At approximately 14:55 UTC, we began a routine upgrade of an AWS RDS Aurora database cluster. We had already upgraded 8 other clusters.

At 15:04:05 UTC, the first of the readers in the cluster restarted to perform the upgrade. At 15:04:28 the reader was to serve connections. At 15:04:30 the reader experienced an internal error and aborted the mysql process. This reader was restarted another 126 times, until a final restart at 15:45:19 that stayed running.

At 15:05:07 UTC, the remaining nodes in the cluster were simultaneously restarted by AWS. At this point the cluster was unavailable to service requests. The other readers and writers were continuously restarted for approximately 40 minutes by AWS.

Readers were successfully started at 15:45:02, 15:45:19, and 15:45:41. The writer was successfully started at 15:45:41.
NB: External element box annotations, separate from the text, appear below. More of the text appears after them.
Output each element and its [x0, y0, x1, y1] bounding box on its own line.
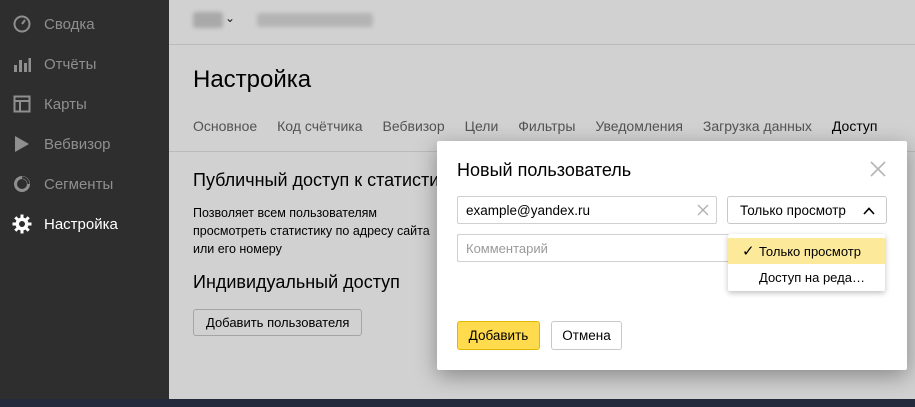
sidebar-item-label: Вебвизор [44, 135, 111, 153]
sidebar-item-webvisor[interactable]: Вебвизор [0, 124, 169, 164]
comment-field[interactable]: Комментарий [457, 234, 747, 262]
bottom-strip [0, 399, 915, 407]
email-value: example@yandex.ru [466, 202, 591, 218]
sidebar-item-label: Сегменты [44, 175, 114, 193]
sidebar-item-reports[interactable]: Отчёты [0, 44, 169, 84]
sidebar-item-summary[interactable]: Сводка [0, 4, 169, 44]
option-edit-access[interactable]: Доступ на реда… [728, 264, 885, 290]
cancel-button[interactable]: Отмена [551, 321, 622, 350]
access-level-select[interactable]: Только просмотр [727, 196, 887, 224]
option-label: Доступ на реда… [759, 269, 865, 285]
sidebar-item-maps[interactable]: Карты [0, 84, 169, 124]
reports-icon [12, 54, 32, 74]
segments-icon [12, 174, 32, 194]
check-icon: ✓ [742, 243, 755, 260]
add-button[interactable]: Добавить [457, 321, 540, 350]
new-user-dialog: Новый пользователь example@yandex.ru Ком… [437, 141, 907, 370]
option-label: Только просмотр [759, 243, 861, 259]
sidebar-item-label: Карты [44, 95, 87, 113]
sidebar: Сводка Отчёты Карты Вебвизор Сегменты На… [0, 0, 169, 399]
clear-input-icon[interactable] [695, 202, 711, 218]
access-level-dropdown: ✓ Только просмотр Доступ на реда… [728, 234, 885, 291]
close-icon[interactable] [869, 160, 887, 178]
dashboard-icon [12, 14, 32, 34]
option-view-only[interactable]: ✓ Только просмотр [728, 238, 885, 264]
dialog-title: Новый пользователь [457, 160, 632, 180]
sidebar-item-settings[interactable]: Настройка [0, 204, 169, 244]
maps-icon [12, 94, 32, 114]
sidebar-item-label: Настройка [44, 215, 118, 233]
play-icon [12, 134, 32, 154]
email-field[interactable]: example@yandex.ru [457, 196, 717, 224]
sidebar-item-segments[interactable]: Сегменты [0, 164, 169, 204]
gear-icon [12, 214, 32, 234]
access-level-value: Только просмотр [740, 202, 846, 218]
comment-placeholder: Комментарий [466, 240, 548, 256]
chevron-up-icon [863, 207, 875, 215]
sidebar-item-label: Отчёты [44, 55, 97, 73]
sidebar-item-label: Сводка [44, 15, 95, 33]
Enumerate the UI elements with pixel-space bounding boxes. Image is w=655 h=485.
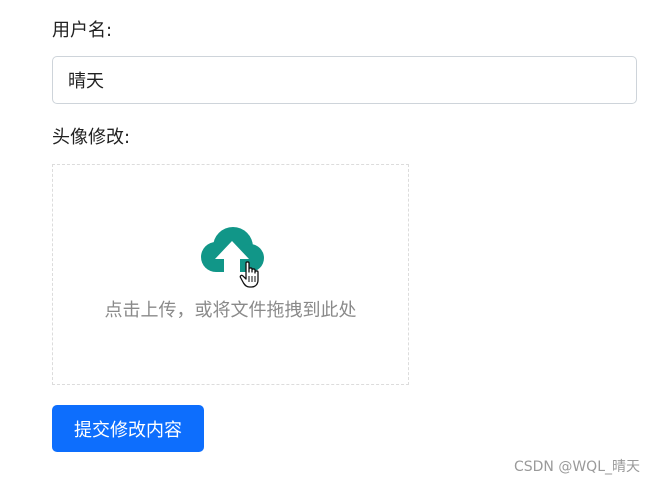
submit-changes-button[interactable]: 提交修改内容 — [52, 405, 204, 452]
watermark: CSDN @WQL_晴天 — [513, 459, 640, 475]
hand-pointer-icon — [239, 261, 259, 288]
avatar-upload-dropzone[interactable]: 点击上传，或将文件拖拽到此处 — [52, 164, 409, 385]
avatar-label: 头像修改: — [52, 127, 131, 148]
username-input[interactable] — [52, 56, 637, 104]
username-label: 用户名: — [52, 20, 113, 41]
upload-hint-text: 点击上传，或将文件拖拽到此处 — [104, 300, 357, 321]
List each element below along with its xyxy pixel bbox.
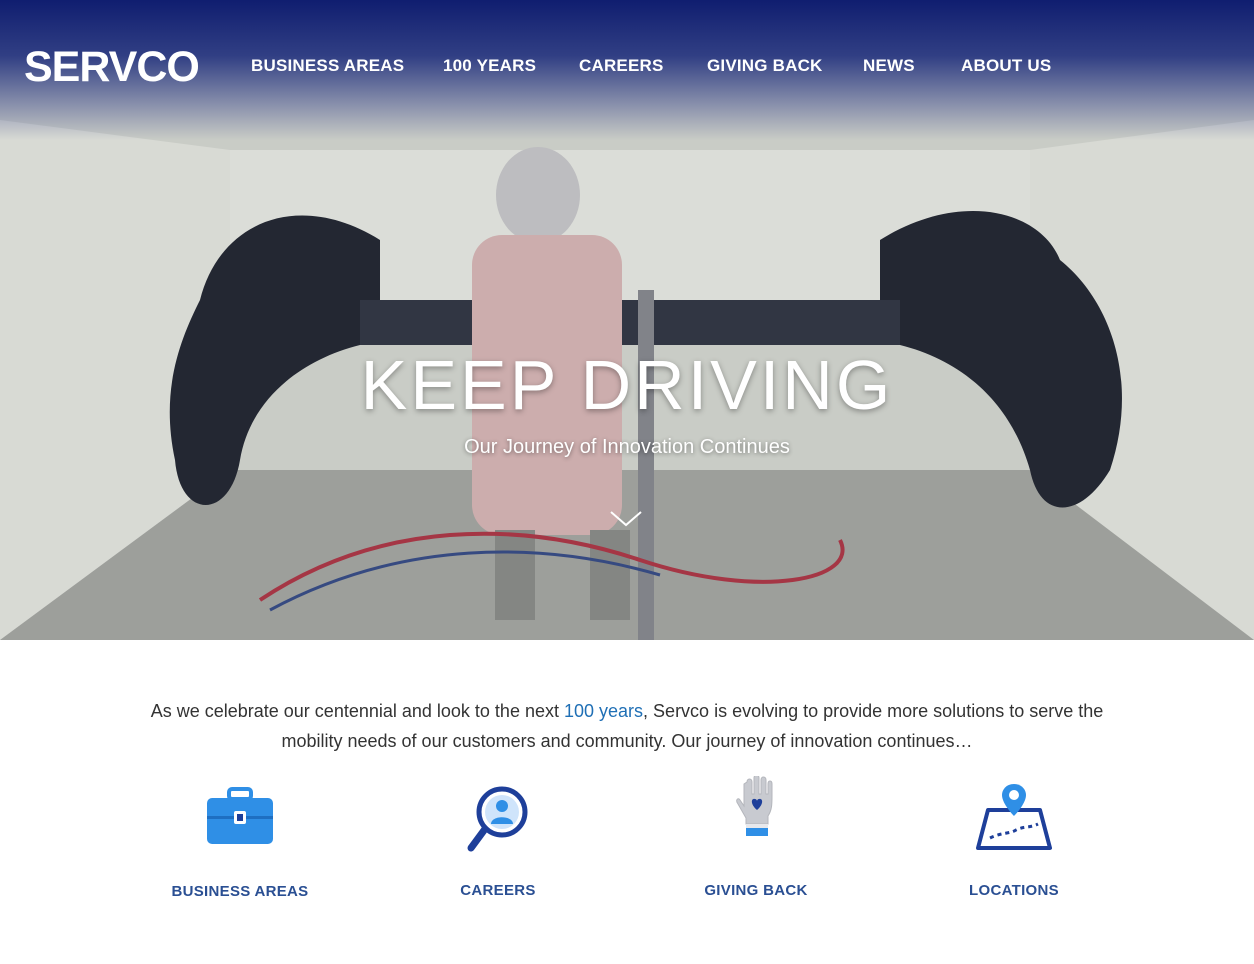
magnifier-person-icon (467, 786, 528, 852)
tile-label-locations: LOCATIONS (969, 882, 1059, 899)
tile-locations[interactable]: LOCATIONS (914, 770, 1114, 910)
chevron-down-icon[interactable] (608, 506, 644, 530)
tile-business-areas[interactable]: BUSINESS AREAS (140, 770, 340, 910)
tile-label-careers: CAREERS (460, 882, 536, 899)
map-pin-icon (976, 784, 1052, 850)
nav-item-news[interactable]: NEWS (863, 56, 915, 76)
tile-label-business-areas: BUSINESS AREAS (171, 883, 309, 900)
intro-paragraph: As we celebrate our centennial and look … (130, 696, 1124, 756)
tile-giving-back[interactable]: GIVING BACK (656, 770, 856, 910)
hero-banner: SERVCO BUSINESS AREAS 100 YEARS CAREERS … (0, 0, 1254, 640)
hand-heart-icon (736, 776, 773, 836)
tile-label-giving-back: GIVING BACK (704, 882, 808, 899)
nav-item-business-areas[interactable]: BUSINESS AREAS (251, 56, 404, 76)
briefcase-icon (207, 787, 273, 844)
tile-careers[interactable]: CAREERS (398, 770, 598, 910)
nav-item-careers[interactable]: CAREERS (579, 56, 664, 76)
nav-item-100-years[interactable]: 100 YEARS (443, 56, 536, 76)
intro-100-years-link[interactable]: 100 years (564, 701, 643, 721)
nav-item-giving-back[interactable]: GIVING BACK (707, 56, 823, 76)
hero-title: KEEP DRIVING (360, 346, 894, 424)
nav-item-about-us[interactable]: ABOUT US (961, 56, 1051, 76)
hero-subtitle: Our Journey of Innovation Continues (464, 436, 790, 458)
intro-text-start: As we celebrate our centennial and look … (150, 701, 564, 721)
servco-logo[interactable]: SERVCO (24, 44, 200, 90)
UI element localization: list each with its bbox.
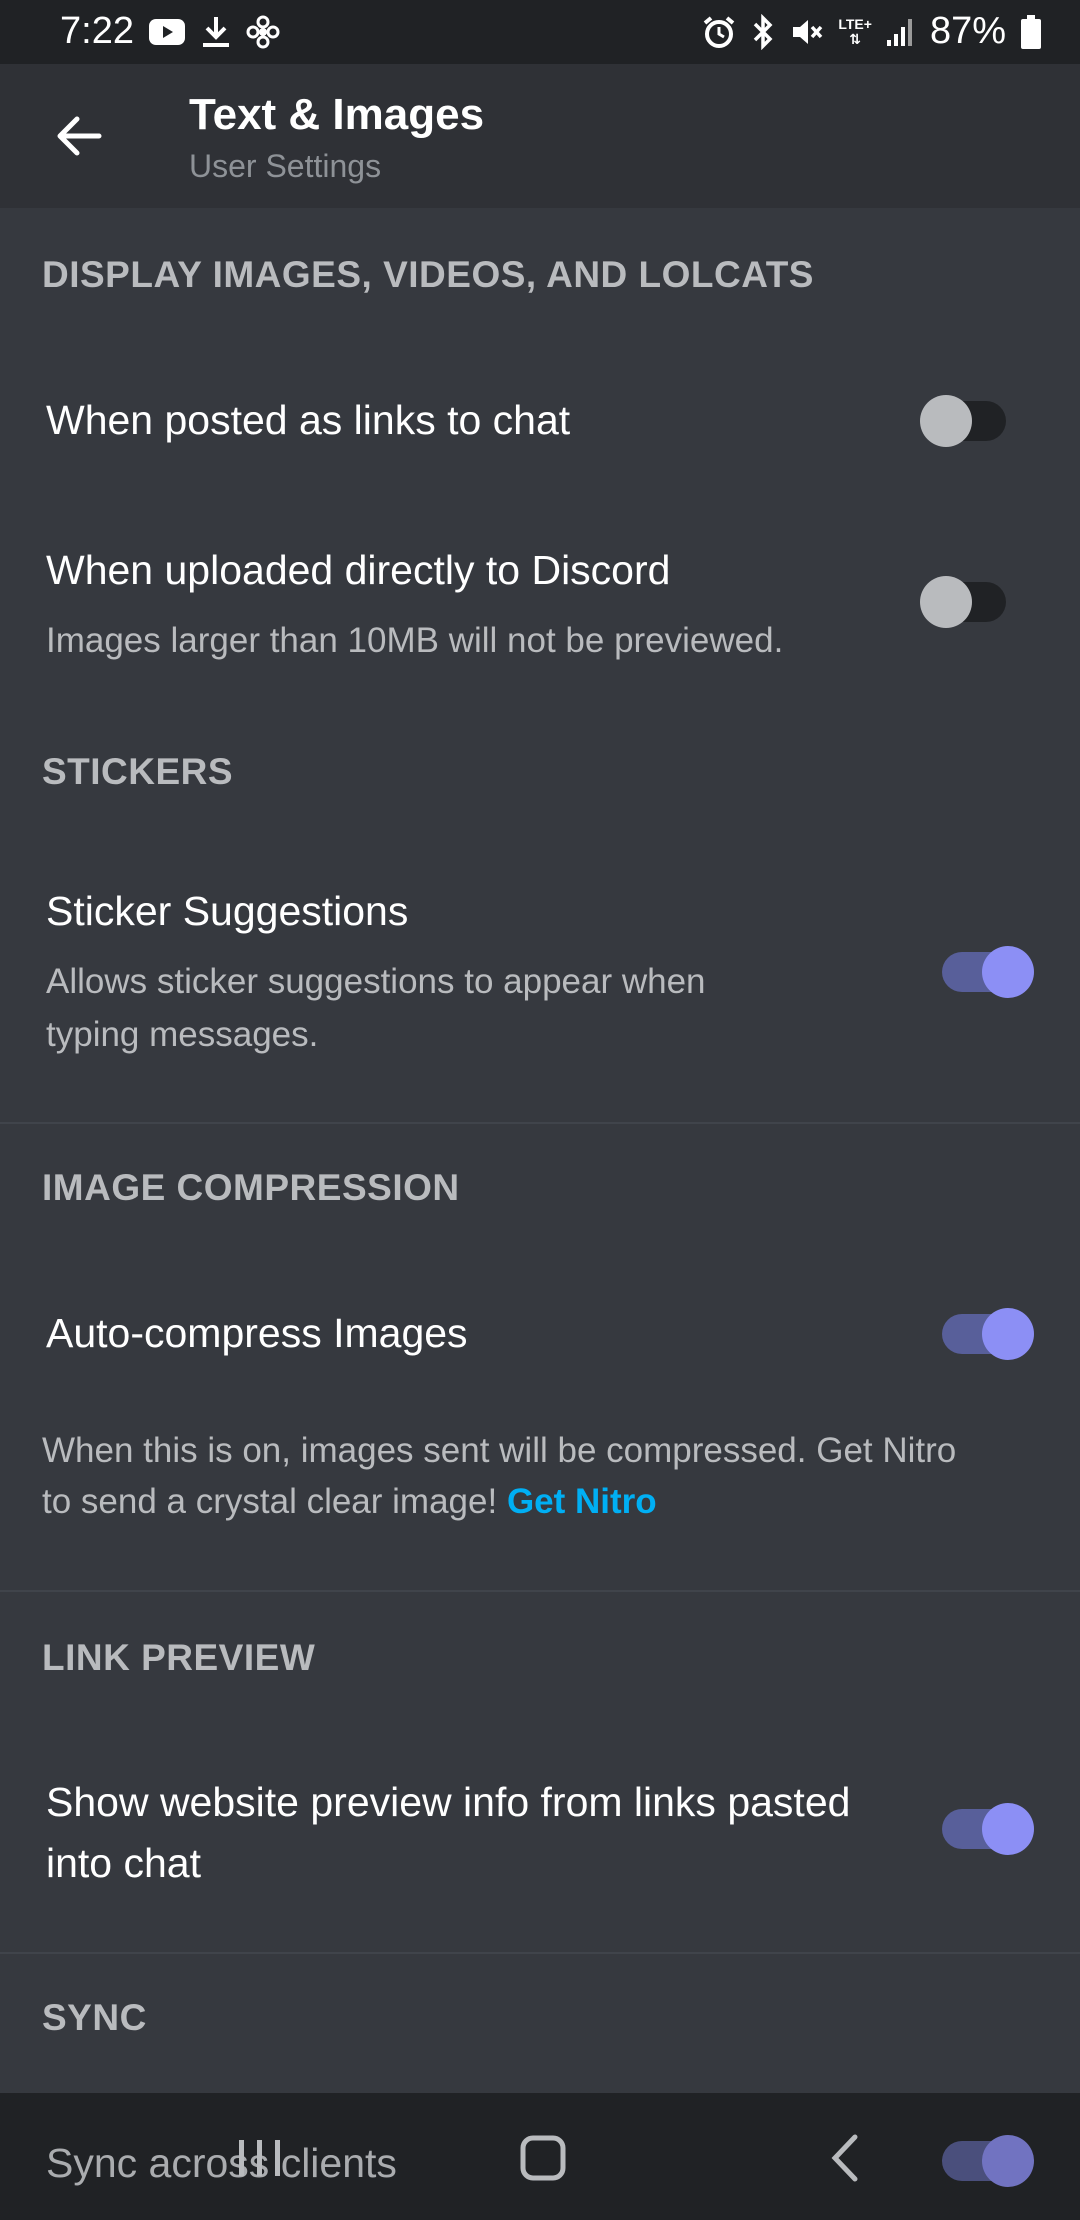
mute-icon [790, 11, 824, 53]
section-header-stickers: STICKERS [42, 751, 234, 792]
youtube-icon [148, 11, 186, 53]
divider [0, 1952, 1080, 1954]
sync-across-clients-label: Sync across clients [46, 2140, 397, 2186]
status-time: 7:22 [60, 10, 134, 52]
section-header-image-compression: IMAGE COMPRESSION [42, 1167, 460, 1208]
link-preview-label: Show website preview info from links pas… [46, 1772, 850, 1894]
uploaded-to-discord-description: Images larger than 10MB will not be prev… [46, 621, 784, 660]
toggle-thumb [982, 1308, 1034, 1360]
home-button[interactable] [483, 2123, 603, 2193]
chevron-left-icon [831, 2134, 858, 2182]
section-header-link-preview: LINK PREVIEW [42, 1637, 316, 1678]
sticker-suggestions-description-line1: Allows sticker suggestions to appear whe… [46, 962, 706, 1001]
page-subtitle: User Settings [189, 148, 382, 184]
auto-compress-toggle[interactable] [942, 1308, 1034, 1360]
nav-back-button[interactable] [785, 2123, 905, 2193]
compression-note: When this is on, images sent will be com… [42, 1425, 1042, 1527]
sync-across-clients-toggle[interactable] [942, 2135, 1034, 2187]
divider [0, 1590, 1080, 1592]
auto-compress-label: Auto-compress Images [46, 1310, 468, 1356]
battery-icon [1020, 11, 1042, 53]
compression-note-line2-wrap: to send a crystal clear image! Get Nitro [42, 1476, 1042, 1527]
status-bar: 7:22 LTE+ ⇅ 87% [0, 0, 1080, 64]
toggle-thumb [982, 946, 1034, 998]
compression-note-line2: to send a crystal clear image! [42, 1482, 498, 1521]
app-bar: Text & Images User Settings [0, 64, 1080, 208]
toggle-thumb [982, 2135, 1034, 2187]
link-preview-label-line1: Show website preview info from links pas… [46, 1779, 851, 1825]
uploaded-to-discord-label: When uploaded directly to Discord [46, 547, 671, 593]
toggle-thumb [920, 576, 972, 628]
bluetooth-icon [750, 11, 776, 53]
link-preview-label-line2: into chat [46, 1840, 201, 1886]
link-preview-toggle[interactable] [942, 1803, 1034, 1855]
lte-icon: LTE+ ⇅ [838, 15, 872, 47]
toggle-thumb [920, 395, 972, 447]
sticker-suggestions-toggle[interactable] [942, 946, 1034, 998]
home-icon [520, 2135, 566, 2181]
sticker-suggestions-description-line2: typing messages. [46, 1015, 319, 1054]
page-title: Text & Images [189, 90, 485, 139]
section-header-sync: SYNC [42, 1997, 147, 2038]
compression-note-line1: When this is on, images sent will be com… [42, 1431, 957, 1470]
alarm-icon [702, 11, 736, 53]
toggle-thumb [982, 1803, 1034, 1855]
sticker-suggestions-label: Sticker Suggestions [46, 888, 409, 934]
section-header-display: DISPLAY IMAGES, VIDEOS, AND LOLCATS [42, 254, 814, 295]
get-nitro-link[interactable]: Get Nitro [507, 1482, 657, 1521]
download-icon [200, 11, 232, 53]
links-to-chat-label: When posted as links to chat [46, 397, 571, 443]
signal-icon [886, 11, 916, 53]
arrow-left-icon [57, 116, 102, 156]
links-to-chat-toggle[interactable] [920, 395, 1006, 447]
fan-icon [246, 11, 280, 53]
divider [0, 1122, 1080, 1124]
battery-percent: 87% [929, 10, 1006, 52]
back-button[interactable] [44, 104, 114, 168]
uploaded-to-discord-toggle[interactable] [920, 576, 1006, 628]
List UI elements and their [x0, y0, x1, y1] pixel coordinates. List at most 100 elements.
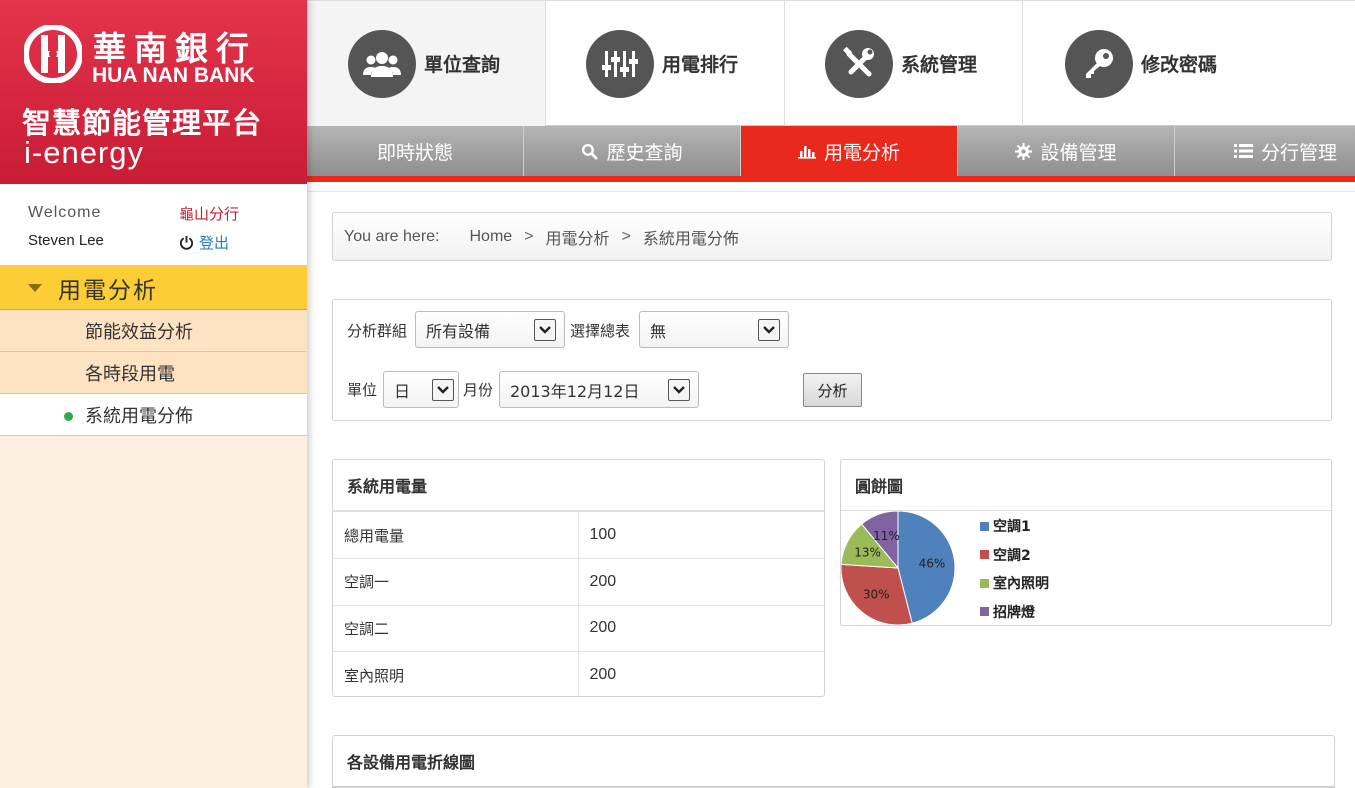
table-row: 室內照明 200 — [333, 651, 824, 698]
pie-slice-label-0: 46% — [919, 557, 946, 571]
breadcrumb-usage-analysis[interactable]: 用電分析 — [546, 225, 610, 249]
chevron-down-icon — [758, 318, 780, 341]
power-icon — [179, 235, 194, 250]
sidebar-item-label: 節能效益分析 — [85, 321, 193, 343]
pie-panel-title: 圓餅圖 — [841, 460, 1331, 511]
breadcrumb-home[interactable]: Home — [469, 228, 512, 246]
top-nav-label: 修改密碼 — [1141, 54, 1218, 76]
top-nav-system-admin[interactable]: 系統管理 — [785, 1, 1023, 126]
table-cell-name: 室內照明 — [344, 666, 405, 685]
tab-label: 用電分析 — [823, 141, 900, 164]
legend-item-2: 室內照明 — [980, 569, 1049, 598]
caret-down-icon — [28, 283, 42, 292]
group-select-value: 所有設備 — [426, 321, 491, 341]
analyze-button[interactable]: 分析 — [803, 373, 862, 407]
table-cell-name: 空調二 — [333, 605, 578, 652]
key-icon — [1065, 29, 1133, 98]
line-chart-title: 各設備用電折線圖 — [333, 736, 1334, 788]
group-label: 分析群組 — [347, 322, 408, 340]
tab-bar: 即時狀態 歷史查詢 用電分析 設備管理 分行管理 — [307, 126, 1355, 176]
top-nav-label: 單位查詢 — [424, 54, 501, 76]
usage-table: 總用電量 100 空調一 200 空調二 200 室內照明 200 — [333, 512, 824, 698]
table-row: 空調二 200 — [333, 605, 824, 652]
table-row: 總用電量 100 — [333, 512, 824, 559]
search-icon — [582, 143, 599, 160]
list-icon — [1233, 144, 1253, 158]
legend-item-0: 空調1 — [980, 512, 1049, 541]
table-cell-value: 200 — [577, 605, 824, 652]
meter-label: 選擇總表 — [570, 322, 631, 340]
pie-panel: 圓餅圖 46% 30% 13% 11% 空調1 空調2 室內照明 招牌燈 — [840, 459, 1332, 626]
logout-link[interactable]: 登出 — [179, 232, 229, 253]
breadcrumb-current: 系統用電分佈 — [642, 230, 739, 248]
legend-swatch — [980, 521, 989, 531]
sidebar-section-header[interactable]: 用電分析 — [0, 266, 307, 310]
legend-label: 招牌燈 — [993, 604, 1035, 621]
bank-name-cn: 華南銀行 — [93, 29, 257, 68]
active-dot-icon — [64, 412, 73, 421]
legend-item-1: 空調2 — [980, 541, 1049, 570]
unit-select[interactable]: 日 — [383, 371, 459, 408]
top-nav: 單位查詢 用電排行 系統管理 修改密碼 — [307, 0, 1355, 126]
sidebar-item-system-distribution[interactable]: 系統用電分佈 — [0, 394, 307, 436]
logout-label: 登出 — [199, 234, 230, 252]
header-divider — [307, 182, 1355, 192]
tab-history-query[interactable]: 歷史查詢 — [524, 126, 741, 176]
meter-select[interactable]: 無 — [639, 311, 789, 348]
table-cell-name: 空調一 — [333, 558, 578, 606]
user-name: Steven Lee — [28, 232, 104, 249]
top-nav-unit-query[interactable]: 單位查詢 — [307, 1, 546, 126]
tab-label: 分行管理 — [1260, 141, 1337, 164]
user-info: Welcome 龜山分行 Steven Lee 登出 — [0, 184, 307, 266]
bank-logo-icon — [24, 25, 82, 83]
table-row: 空調一 200 — [333, 558, 824, 606]
legend-swatch — [980, 607, 989, 617]
top-nav-label: 系統管理 — [901, 54, 978, 76]
sidebar-item-label: 各時段用電 — [85, 363, 175, 385]
sidebar-item-energy-saving[interactable]: 節能效益分析 — [0, 310, 307, 352]
bank-name-en: HUA NAN BANK — [92, 64, 255, 87]
legend-item-3: 招牌燈 — [980, 598, 1049, 626]
top-nav-change-password[interactable]: 修改密碼 — [1023, 1, 1355, 126]
product-name: i-energy — [24, 135, 144, 170]
legend-swatch — [980, 550, 989, 560]
chevron-down-icon — [534, 318, 556, 341]
bar-chart-icon — [797, 146, 816, 159]
tab-branch-management[interactable]: 分行管理 — [1175, 126, 1355, 176]
pie-slice-label-3: 11% — [873, 529, 900, 543]
sliders-icon — [586, 29, 654, 98]
legend-label: 空調1 — [993, 519, 1031, 536]
sidebar: 華南銀行 HUA NAN BANK 智慧節能管理平台 i-energy Welc… — [0, 0, 307, 788]
breadcrumb-separator: > — [621, 227, 631, 245]
top-nav-usage-ranking[interactable]: 用電排行 — [546, 1, 785, 126]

Not seeing successful livecomments recovery, we temporarily deprovisioned the livecomments service at 15:53 UTC. We allowed a few minutes to allow the cluster to stabilize, and redeployed livecomments at 16:00 UTC.

Service was partially restored at 16:02 and fully restored at 16:06 UTC.

At 17:11 UTC, the upgrade finished.

Incident Root Cause

An AWS RDS Aurora database experienced problems during an upgrade.

Incident Impact

The livecomments service was unavailable to all customers for 62 minutes.

Posted Jan 27, 2021 - 15:06 EST

Resolved
The issue has been resolved, and we are monitoring our tools' performance. Thank you for your patience.
Posted Jan 18, 2021 - 11:43 EST
Identified
We have identified the issue, and partially restored commenting functionality.
Posted Jan 18, 2021 - 11:09 EST
Investigating
We are experiencing a partial outage - live comments not available - and we are investigating the cause of this issue.
Posted Jan 18, 2021 - 10:40 EST
This incident affected: Engagement tools.